ASX rise above 7000 is a record run fraught with danger
Ring the bell! This is a big moment for the Australian sharemarket as we smash through the crucial ASX 200 7000 mark, fuelled not by local news but America’s new trade deal with China, which pushed Wall Street to new heights.
Note too we have reached new records in the month of January. It’s the month the market will often run hard, as New Year optimism rules. The last few trading days have been the strongest stretch since a similar period exactly a year ago.
But this is a very late stage bull run fraught with danger, as the latest upswing comes on the back of a share market that is already highly priced and signalling classic indications of overheating.

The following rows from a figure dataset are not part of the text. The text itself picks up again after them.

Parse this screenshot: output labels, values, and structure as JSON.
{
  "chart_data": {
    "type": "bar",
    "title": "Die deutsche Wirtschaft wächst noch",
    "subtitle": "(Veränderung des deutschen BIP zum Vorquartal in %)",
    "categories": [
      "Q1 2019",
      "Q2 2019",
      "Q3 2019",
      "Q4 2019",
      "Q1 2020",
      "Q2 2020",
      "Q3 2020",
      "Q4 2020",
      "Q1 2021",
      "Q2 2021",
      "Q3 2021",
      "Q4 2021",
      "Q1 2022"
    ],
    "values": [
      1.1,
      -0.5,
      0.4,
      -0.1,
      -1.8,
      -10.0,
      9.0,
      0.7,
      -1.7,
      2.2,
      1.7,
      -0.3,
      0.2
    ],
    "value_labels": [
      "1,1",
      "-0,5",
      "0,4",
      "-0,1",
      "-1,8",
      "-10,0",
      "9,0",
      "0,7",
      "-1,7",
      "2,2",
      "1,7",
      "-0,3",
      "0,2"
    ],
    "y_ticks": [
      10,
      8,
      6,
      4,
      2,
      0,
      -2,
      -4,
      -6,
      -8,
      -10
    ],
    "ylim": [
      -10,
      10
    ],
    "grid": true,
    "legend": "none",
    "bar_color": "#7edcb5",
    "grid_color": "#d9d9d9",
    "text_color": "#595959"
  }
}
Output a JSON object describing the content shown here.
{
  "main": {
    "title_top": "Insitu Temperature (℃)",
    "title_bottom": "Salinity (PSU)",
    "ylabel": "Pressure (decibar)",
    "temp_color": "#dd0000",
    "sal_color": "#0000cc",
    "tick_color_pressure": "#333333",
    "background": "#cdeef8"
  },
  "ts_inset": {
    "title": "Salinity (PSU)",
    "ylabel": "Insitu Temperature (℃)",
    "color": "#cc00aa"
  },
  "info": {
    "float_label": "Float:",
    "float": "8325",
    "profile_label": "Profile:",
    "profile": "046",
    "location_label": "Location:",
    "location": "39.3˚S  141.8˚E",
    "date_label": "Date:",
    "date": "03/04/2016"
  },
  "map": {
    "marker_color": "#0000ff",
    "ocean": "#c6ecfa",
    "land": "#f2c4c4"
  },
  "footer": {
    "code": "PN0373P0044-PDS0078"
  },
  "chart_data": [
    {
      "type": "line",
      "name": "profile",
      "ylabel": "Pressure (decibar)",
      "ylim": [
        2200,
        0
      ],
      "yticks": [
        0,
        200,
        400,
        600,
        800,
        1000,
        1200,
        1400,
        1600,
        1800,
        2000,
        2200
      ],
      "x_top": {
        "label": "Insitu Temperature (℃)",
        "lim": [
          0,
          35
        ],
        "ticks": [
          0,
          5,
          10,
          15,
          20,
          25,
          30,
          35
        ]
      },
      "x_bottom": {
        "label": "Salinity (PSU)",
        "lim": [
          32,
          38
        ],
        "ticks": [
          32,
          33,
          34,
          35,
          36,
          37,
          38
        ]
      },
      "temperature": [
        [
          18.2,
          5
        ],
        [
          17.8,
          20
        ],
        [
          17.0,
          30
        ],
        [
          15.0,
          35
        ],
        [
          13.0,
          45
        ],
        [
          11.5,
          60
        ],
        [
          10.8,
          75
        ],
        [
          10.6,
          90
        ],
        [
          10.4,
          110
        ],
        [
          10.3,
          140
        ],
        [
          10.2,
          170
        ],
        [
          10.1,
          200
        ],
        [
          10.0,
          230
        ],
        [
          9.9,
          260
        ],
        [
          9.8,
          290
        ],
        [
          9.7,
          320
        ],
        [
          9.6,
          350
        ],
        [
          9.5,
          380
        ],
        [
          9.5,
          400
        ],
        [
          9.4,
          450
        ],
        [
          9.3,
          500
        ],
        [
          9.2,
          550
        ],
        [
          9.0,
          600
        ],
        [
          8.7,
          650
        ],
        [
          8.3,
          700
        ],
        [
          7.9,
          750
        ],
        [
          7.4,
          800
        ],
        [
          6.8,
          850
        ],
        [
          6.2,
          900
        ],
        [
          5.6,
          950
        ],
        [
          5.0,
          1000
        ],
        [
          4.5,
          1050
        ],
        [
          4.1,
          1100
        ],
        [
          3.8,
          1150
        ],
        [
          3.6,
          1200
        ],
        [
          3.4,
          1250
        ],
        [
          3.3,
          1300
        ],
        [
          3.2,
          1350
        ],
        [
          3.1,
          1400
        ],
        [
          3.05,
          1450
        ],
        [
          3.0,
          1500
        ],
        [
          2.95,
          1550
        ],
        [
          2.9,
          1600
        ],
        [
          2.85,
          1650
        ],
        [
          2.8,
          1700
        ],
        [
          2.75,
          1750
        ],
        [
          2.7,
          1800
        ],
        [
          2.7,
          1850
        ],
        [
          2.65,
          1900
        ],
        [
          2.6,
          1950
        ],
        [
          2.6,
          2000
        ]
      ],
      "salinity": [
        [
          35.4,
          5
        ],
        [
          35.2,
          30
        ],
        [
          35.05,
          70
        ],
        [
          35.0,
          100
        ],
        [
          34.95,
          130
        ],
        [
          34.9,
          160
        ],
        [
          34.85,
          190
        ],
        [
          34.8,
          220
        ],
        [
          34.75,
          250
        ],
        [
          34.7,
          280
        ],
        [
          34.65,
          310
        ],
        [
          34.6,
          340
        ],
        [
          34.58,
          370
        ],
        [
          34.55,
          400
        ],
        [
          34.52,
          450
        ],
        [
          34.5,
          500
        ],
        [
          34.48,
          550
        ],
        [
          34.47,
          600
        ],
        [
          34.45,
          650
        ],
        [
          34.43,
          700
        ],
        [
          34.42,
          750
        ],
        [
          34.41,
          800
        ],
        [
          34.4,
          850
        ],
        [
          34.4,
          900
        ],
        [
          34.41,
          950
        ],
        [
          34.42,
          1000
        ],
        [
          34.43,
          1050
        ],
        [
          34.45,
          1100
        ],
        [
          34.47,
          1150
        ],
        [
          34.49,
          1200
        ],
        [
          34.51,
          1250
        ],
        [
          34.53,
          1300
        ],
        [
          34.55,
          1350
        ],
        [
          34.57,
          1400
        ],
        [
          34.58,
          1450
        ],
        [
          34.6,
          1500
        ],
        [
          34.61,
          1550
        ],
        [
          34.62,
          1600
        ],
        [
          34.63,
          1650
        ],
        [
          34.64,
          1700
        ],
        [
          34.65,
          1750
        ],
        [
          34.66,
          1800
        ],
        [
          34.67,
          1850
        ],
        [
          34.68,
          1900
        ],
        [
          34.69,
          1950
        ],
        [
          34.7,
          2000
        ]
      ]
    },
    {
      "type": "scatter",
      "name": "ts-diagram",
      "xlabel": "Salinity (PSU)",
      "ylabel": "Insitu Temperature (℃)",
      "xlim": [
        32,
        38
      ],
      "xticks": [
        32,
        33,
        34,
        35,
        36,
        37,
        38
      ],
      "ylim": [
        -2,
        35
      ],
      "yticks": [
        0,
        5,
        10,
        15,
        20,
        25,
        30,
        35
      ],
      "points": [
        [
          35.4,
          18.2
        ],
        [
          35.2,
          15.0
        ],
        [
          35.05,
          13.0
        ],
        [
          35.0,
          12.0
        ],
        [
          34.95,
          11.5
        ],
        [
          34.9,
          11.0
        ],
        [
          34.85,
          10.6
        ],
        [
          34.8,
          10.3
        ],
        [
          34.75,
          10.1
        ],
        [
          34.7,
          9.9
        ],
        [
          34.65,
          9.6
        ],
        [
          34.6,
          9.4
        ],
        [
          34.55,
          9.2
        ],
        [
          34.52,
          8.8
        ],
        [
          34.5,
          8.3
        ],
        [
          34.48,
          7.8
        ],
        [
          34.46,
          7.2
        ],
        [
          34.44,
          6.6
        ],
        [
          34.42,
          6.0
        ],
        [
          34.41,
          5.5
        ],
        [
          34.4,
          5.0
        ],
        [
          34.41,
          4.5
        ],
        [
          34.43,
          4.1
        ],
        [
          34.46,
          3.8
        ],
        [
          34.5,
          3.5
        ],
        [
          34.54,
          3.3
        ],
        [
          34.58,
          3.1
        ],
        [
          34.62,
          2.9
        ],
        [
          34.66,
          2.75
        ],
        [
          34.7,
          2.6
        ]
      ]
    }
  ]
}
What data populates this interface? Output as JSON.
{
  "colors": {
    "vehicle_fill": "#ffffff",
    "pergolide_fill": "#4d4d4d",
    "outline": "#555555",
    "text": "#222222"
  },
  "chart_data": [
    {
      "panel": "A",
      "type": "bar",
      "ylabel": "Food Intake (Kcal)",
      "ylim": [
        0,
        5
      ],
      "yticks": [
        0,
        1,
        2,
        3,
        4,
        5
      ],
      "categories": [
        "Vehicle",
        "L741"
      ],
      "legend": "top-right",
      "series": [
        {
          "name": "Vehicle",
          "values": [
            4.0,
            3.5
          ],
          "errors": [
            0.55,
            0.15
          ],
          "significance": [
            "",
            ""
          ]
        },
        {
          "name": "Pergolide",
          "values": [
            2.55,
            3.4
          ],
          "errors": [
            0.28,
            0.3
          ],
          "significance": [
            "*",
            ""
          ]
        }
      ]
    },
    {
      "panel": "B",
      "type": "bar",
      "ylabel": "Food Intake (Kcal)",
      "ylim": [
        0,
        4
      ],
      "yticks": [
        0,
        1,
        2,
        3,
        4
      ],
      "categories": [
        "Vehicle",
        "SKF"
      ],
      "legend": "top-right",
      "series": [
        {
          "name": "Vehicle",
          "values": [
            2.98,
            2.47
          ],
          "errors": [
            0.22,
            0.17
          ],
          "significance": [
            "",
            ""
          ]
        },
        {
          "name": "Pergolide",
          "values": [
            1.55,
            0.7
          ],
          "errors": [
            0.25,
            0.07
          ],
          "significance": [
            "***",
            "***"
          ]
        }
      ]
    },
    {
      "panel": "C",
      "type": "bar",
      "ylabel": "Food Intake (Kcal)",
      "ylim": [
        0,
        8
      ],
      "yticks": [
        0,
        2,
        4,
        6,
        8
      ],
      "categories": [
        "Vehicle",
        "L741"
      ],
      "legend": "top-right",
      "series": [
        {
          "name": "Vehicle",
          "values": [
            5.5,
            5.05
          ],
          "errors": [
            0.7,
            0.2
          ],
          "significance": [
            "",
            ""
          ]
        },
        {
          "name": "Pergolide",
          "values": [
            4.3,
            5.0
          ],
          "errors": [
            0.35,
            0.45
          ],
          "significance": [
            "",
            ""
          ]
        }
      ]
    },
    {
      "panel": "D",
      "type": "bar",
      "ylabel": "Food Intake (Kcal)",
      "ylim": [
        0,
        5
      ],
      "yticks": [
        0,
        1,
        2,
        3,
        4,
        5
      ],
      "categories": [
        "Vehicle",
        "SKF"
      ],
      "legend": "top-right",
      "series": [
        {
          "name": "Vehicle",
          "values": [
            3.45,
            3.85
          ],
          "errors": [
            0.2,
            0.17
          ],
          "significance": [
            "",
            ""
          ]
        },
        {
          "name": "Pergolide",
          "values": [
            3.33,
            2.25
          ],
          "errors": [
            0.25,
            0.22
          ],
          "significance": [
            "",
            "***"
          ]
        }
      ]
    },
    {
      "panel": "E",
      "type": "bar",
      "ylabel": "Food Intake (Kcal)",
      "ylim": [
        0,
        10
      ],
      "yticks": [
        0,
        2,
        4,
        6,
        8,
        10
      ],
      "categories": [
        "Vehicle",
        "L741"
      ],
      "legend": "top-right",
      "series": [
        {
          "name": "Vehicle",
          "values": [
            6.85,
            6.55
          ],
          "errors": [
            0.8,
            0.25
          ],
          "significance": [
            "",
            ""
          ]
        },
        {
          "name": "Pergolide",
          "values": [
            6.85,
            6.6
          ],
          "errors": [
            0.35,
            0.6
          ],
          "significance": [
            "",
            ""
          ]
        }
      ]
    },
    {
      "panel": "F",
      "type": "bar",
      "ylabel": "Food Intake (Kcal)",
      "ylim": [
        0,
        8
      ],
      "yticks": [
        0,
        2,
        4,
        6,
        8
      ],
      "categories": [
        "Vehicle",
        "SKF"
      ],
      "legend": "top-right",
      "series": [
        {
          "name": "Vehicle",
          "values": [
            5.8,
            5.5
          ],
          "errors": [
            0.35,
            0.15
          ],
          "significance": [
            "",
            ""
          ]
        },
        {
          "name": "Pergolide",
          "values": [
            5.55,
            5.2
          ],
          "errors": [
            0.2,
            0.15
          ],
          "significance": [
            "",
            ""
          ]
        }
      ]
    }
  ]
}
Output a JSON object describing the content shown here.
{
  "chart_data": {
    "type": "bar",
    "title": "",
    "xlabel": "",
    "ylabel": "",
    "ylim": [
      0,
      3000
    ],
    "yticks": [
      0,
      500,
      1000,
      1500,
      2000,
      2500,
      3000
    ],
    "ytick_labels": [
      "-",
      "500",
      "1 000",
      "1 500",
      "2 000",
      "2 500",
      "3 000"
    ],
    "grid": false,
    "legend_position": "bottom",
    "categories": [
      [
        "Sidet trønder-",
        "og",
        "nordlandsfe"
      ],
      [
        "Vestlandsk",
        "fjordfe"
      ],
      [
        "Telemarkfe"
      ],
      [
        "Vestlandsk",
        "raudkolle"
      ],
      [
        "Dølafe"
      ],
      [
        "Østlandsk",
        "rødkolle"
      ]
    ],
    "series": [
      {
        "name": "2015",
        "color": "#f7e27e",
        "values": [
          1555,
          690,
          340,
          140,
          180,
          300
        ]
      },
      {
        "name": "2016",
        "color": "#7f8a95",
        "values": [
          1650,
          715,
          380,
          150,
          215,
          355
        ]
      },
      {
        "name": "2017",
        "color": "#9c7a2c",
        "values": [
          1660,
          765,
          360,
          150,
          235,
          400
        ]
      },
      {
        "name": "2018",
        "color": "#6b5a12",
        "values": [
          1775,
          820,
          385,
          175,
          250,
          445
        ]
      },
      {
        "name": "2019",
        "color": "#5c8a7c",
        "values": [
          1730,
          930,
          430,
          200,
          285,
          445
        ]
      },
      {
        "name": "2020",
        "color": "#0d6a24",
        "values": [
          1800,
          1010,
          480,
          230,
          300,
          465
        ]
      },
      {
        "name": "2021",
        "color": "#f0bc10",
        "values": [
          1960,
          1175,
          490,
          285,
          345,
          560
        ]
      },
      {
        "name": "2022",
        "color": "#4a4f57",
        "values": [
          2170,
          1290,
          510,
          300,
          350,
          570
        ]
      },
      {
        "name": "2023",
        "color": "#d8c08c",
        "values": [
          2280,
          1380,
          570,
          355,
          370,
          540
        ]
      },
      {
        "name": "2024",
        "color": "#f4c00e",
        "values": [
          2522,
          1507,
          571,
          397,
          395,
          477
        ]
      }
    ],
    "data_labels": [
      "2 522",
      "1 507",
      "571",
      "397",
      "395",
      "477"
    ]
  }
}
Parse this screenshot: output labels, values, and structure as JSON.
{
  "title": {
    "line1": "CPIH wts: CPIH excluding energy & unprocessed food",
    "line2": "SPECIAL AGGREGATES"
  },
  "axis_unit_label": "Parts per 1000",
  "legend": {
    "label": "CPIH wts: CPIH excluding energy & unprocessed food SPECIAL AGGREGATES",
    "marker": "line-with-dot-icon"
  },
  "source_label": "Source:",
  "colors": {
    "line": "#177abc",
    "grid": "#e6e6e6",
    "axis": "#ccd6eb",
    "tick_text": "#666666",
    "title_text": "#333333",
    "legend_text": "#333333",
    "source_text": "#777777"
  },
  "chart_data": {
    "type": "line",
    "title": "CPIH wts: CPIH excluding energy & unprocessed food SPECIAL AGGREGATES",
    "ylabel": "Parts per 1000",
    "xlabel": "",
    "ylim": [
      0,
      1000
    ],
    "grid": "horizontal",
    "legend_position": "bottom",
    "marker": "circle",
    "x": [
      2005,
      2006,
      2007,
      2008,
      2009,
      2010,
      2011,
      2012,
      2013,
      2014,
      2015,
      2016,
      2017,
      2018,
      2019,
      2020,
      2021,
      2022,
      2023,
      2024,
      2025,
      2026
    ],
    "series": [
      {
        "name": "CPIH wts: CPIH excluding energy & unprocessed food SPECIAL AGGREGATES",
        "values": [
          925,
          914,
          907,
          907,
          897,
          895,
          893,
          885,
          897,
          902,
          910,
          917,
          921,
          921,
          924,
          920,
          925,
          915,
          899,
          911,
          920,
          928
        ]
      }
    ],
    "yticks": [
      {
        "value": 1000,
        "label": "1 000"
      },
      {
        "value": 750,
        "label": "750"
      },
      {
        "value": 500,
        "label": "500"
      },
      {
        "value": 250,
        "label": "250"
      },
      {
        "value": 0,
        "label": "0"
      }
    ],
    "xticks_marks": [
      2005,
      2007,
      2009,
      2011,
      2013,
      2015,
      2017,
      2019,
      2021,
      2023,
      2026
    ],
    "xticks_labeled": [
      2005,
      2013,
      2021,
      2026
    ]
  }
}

Moreover, our market is surfing on the back of better earnings and stronger economic signals offshore. Should Wall Street reverse we will have no safety net.
For now though, such fears will take a back seat as the US economy shows renewed strength and any sign – even temporary - of an easing in trade wars will make share markets comparatively attractive in an era of rock-bottom interest rates.
This phase of the bull market is going to be dominated by companies that offer the prospect of price growth rather than income.
So it is entirely fitting that blood products group CSL, the flag-bearer of the growth stock sector, finally hit the $300 mark on Thursday morning.
Unlike their peers in the US, few of our local companies can offer strong price growth prospects. Those that do get bid up dramatically. CSL was $198 a year ago.
Similarly buy now, pay later finance group Afterpay was $16 this time last year and $33 now, while software star Xero was $42 and is $85 now.
In contrast, many of the so-called bond proxies which offer income (dividends) as their key attraction are languishing – leading banks such as ANZ and NAB to offer share prices which are virtually unchanged compared to this time last year.
Despite these deep divisions in the market, every investor will gain to some degree as a rising tide lifts all boats.
Underpinned by strong sharemarkets in the run up to Christmas, calendar 2019 offered 13.8 per cent for “median balanced” superfunds, which was the best return since 2013.
Research house SuperRatings says investors can expect more “solid” returns this year.
A broad market lift which carries almost all stocks with it will also be exceptionally useful to the new generation of investors who have been pouring into exchange traded funds (listed index funds) which are designed to reflect the fortunes of the wider market.
But this “hot” market will be toughest on those who are most conservative.
Self-managed super funds with 10 to 20 per cent in cash will have their overall returns diluted despite the strong share markets. In a similar fashion “value investors” who have been hoarding cash and waiting for bargains are going to look very ordinary against those who are “fully invested”.
How long will it last?
As we know, January is often a bullish month and gains made through the month can be neutralised later in the year. In some years past the gain in January was not much different than the gains for entire year.
Most analysts are predicting high single digits for share market returns in 2020 and we have put on about 5 per cent already this month, so should we gain more than 4 per cent by the end of the month.
From that point onwards we will be in trading in very thin air.